The main area of impact, however, is expected to be industrial manufacturing and service industries. Relevant industries will include those involved in all areas of Information and Communication Technologies (ICT), together with printing, consumer electronics, construction, infrastructure, defence, energy, engineering, security, medicine and indeed systems companies providing information systems, for example for the financial, retail and medical sectors. Such industries will be at the heart of the digital economy, energy, healthcare, security and manufacturing fields. These industries have huge markets, for example the global consumer electronics market is expected to reach $2.97 trillion in 2020. The photonics sector itself represents a huge enterprise. The global photonics market was $510B in 2013 and is expected to grow to $766 billion in 2020. The UK has the fifth largest manufacturing base in electronics in the world, with annual turnover of £78 billion and employing 800,000 people (TechUK 2016). The UK photonics industry is also world leading with annual turnover of over £10.5 billion, employing 70,000 people and showing sustained growth of 6% to 8% per year over the last three decades (Hansard, 25 January 2017 Col. 122WH). As well as involving large companies, such as Airbus, Leonardo and ARM, there are over 10,000 UK SMEs in the electronics and photonics manufacturing sector, according to Innovate UK. Evidence of the entrepreneurial culture that exists and the potential for benefit to the UK economy from establishing the CDT includes the founding of companies such as Smart Holograms, PervasID, Light Blue Optics, Zinwave, Eight19 and Photon Design by staff and our former PhD students. Indeed, over 20 companies have been spun out in the last 10 years from the groups proposing this CDT.

The success of these industries has depended upon the availability of highly skilled researchers to drive innovation and competitive edge. 70% of survey respondents in the Hennik Annual Manufacturing Report 2017 reported difficulty in recruiting suitably skilled workers. Contributing to meeting this acute need will be the primary impact of the CEPS CDT.

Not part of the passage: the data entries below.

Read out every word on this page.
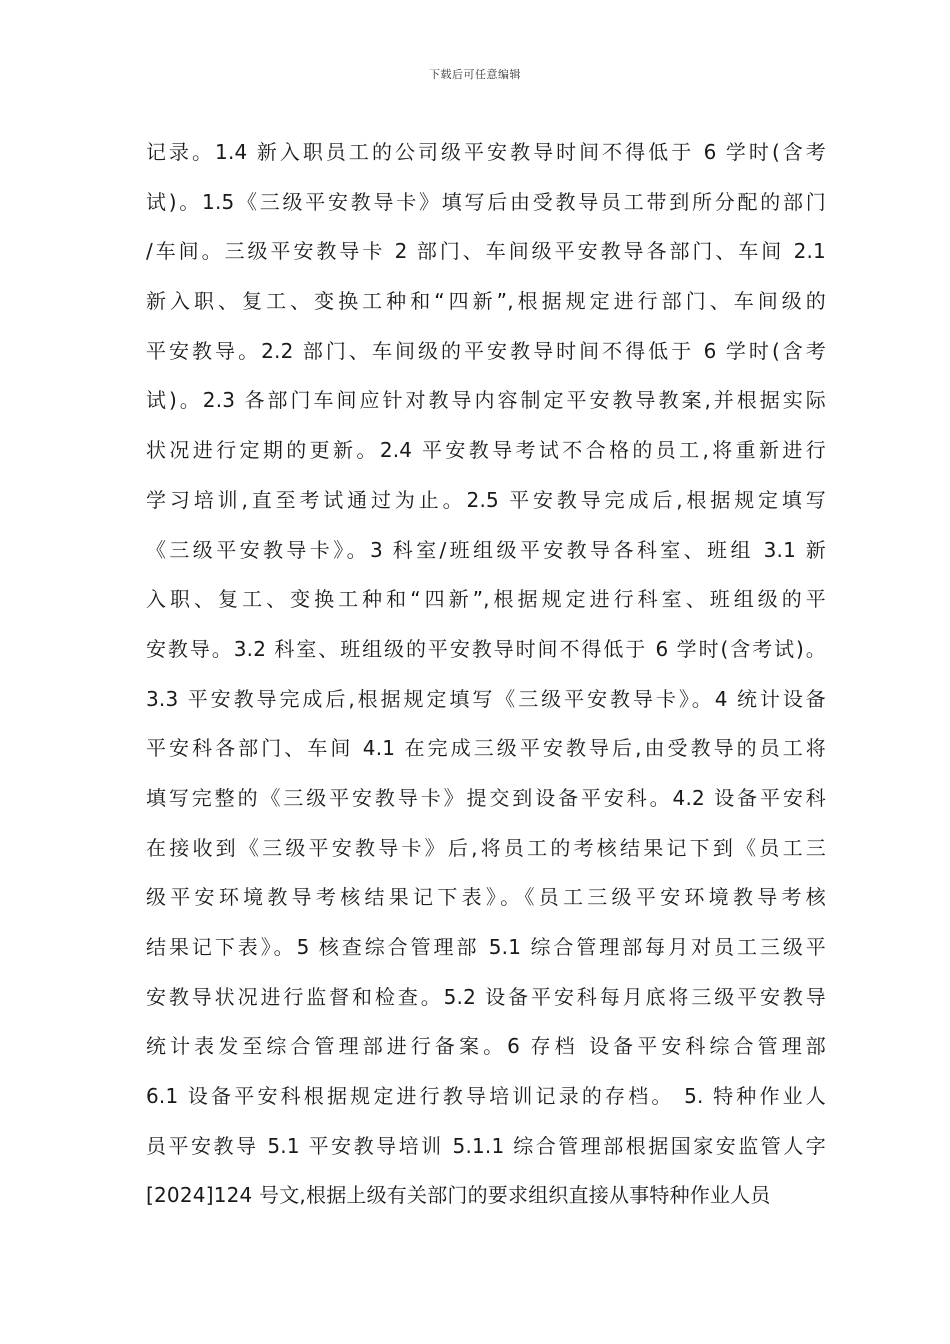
下载后可任意编辑
记录。1.4 新入职员工的公司级平安教导时间不得低于 6 学时(含考
试)。1.5《三级平安教导卡》填写后由受教导员工带到所分配的部门
/车间。三级平安教导卡 2 部门、车间级平安教导各部门、车间 2.1
新入职、复工、变换工种和“四新”,根据规定进行部门、车间级的
平安教导。2.2 部门、车间级的平安教导时间不得低于 6 学时(含考
试)。2.3 各部门车间应针对教导内容制定平安教导教案,并根据实际
状况进行定期的更新。2.4 平安教导考试不合格的员工,将重新进行
学习培训,直至考试通过为止。2.5 平安教导完成后,根据规定填写
《三级平安教导卡》。3 科室/班组级平安教导各科室、班组 3.1 新
入职、复工、变换工种和“四新”,根据规定进行科室、班组级的平
安教导。3.2 科室、班组级的平安教导时间不得低于 6 学时(含考试)。
3.3 平安教导完成后,根据规定填写《三级平安教导卡》。4 统计设备
平安科各部门、车间 4.1 在完成三级平安教导后,由受教导的员工将
填写完整的《三级平安教导卡》提交到设备平安科。4.2 设备平安科
在接收到《三级平安教导卡》后,将员工的考核结果记下到《员工三
级平安环境教导考核结果记下表》。《员工三级平安环境教导考核
结果记下表》。5 核查综合管理部 5.1 综合管理部每月对员工三级平
安教导状况进行监督和检查。5.2 设备平安科每月底将三级平安教导
统计表发至综合管理部进行备案。6 存档 设备平安科综合管理部
6.1 设备平安科根据规定进行教导培训记录的存档。 5. 特种作业人
员平安教导 5.1 平安教导培训 5.1.1 综合管理部根据国家安监管人字
[2024]124 号文,根据上级有关部门的要求组织直接从事特种作业人员
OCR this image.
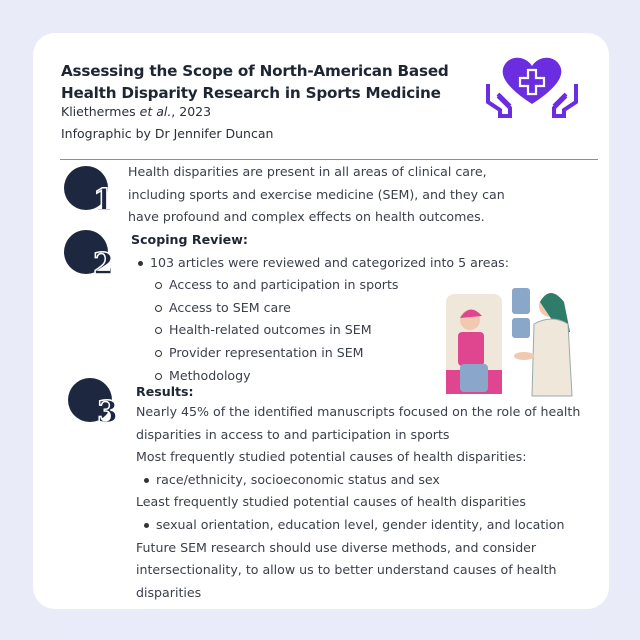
Assessing the Scope of North-American Based
Health Disparity Research in Sports Medicine
Kliethermes et al., 2023
Infographic by Dr Jennifer Duncan
1
Health disparities are present in all areas of clinical care,
including sports and exercise medicine (SEM), and they can
have profound and complex effects on health outcomes.
2
Scoping Review:
103 articles were reviewed and categorized into 5 areas:
Access to and participation in sports
Access to SEM care
Health-related outcomes in SEM
Provider representation in SEM
Methodology
3
Results:
Nearly 45% of the identified manuscripts focused on the role of health disparities in access to and participation in sports
Most frequently studied potential causes of health disparities:
race/ethnicity, socioeconomic status and sex
Least frequently studied potential causes of health disparities
sexual orientation, education level, gender identity, and location
Future SEM research should use diverse methods, and consider intersectionality, to allow us to better understand causes of health disparities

Centre research activities will contribute very strongly to research impact in the ICT area (Internet of Things (IoT), data centre interconnects, next generation access technologies, 5G+ network backhaul, converged photonic/electronic integration, quantum information processing etc), underpinning the Information and Communications Technologies (ICT) and Digital Economy themes and contributing strongly to the themes of Energy (low energy lighting, low energy large area photonic/electronics for e-posters and window shading, photovoltaics, energy efficient displays), Manufacturing the Future (integrated photonic and electronic circuits, smart materials processing with photonics, embedded intelligence and interconnects for Industry 4.0), Quantum Technologies (device and systems integration for quantum communications and information processing) Healthcare Technologies (optical coherence tomography, discrete and real time biosensing, personalised healthcare), Global Uncertainties and Living with Environmental Change (resilient converged communications, advanced sensing systems incorporating electronics with photonics).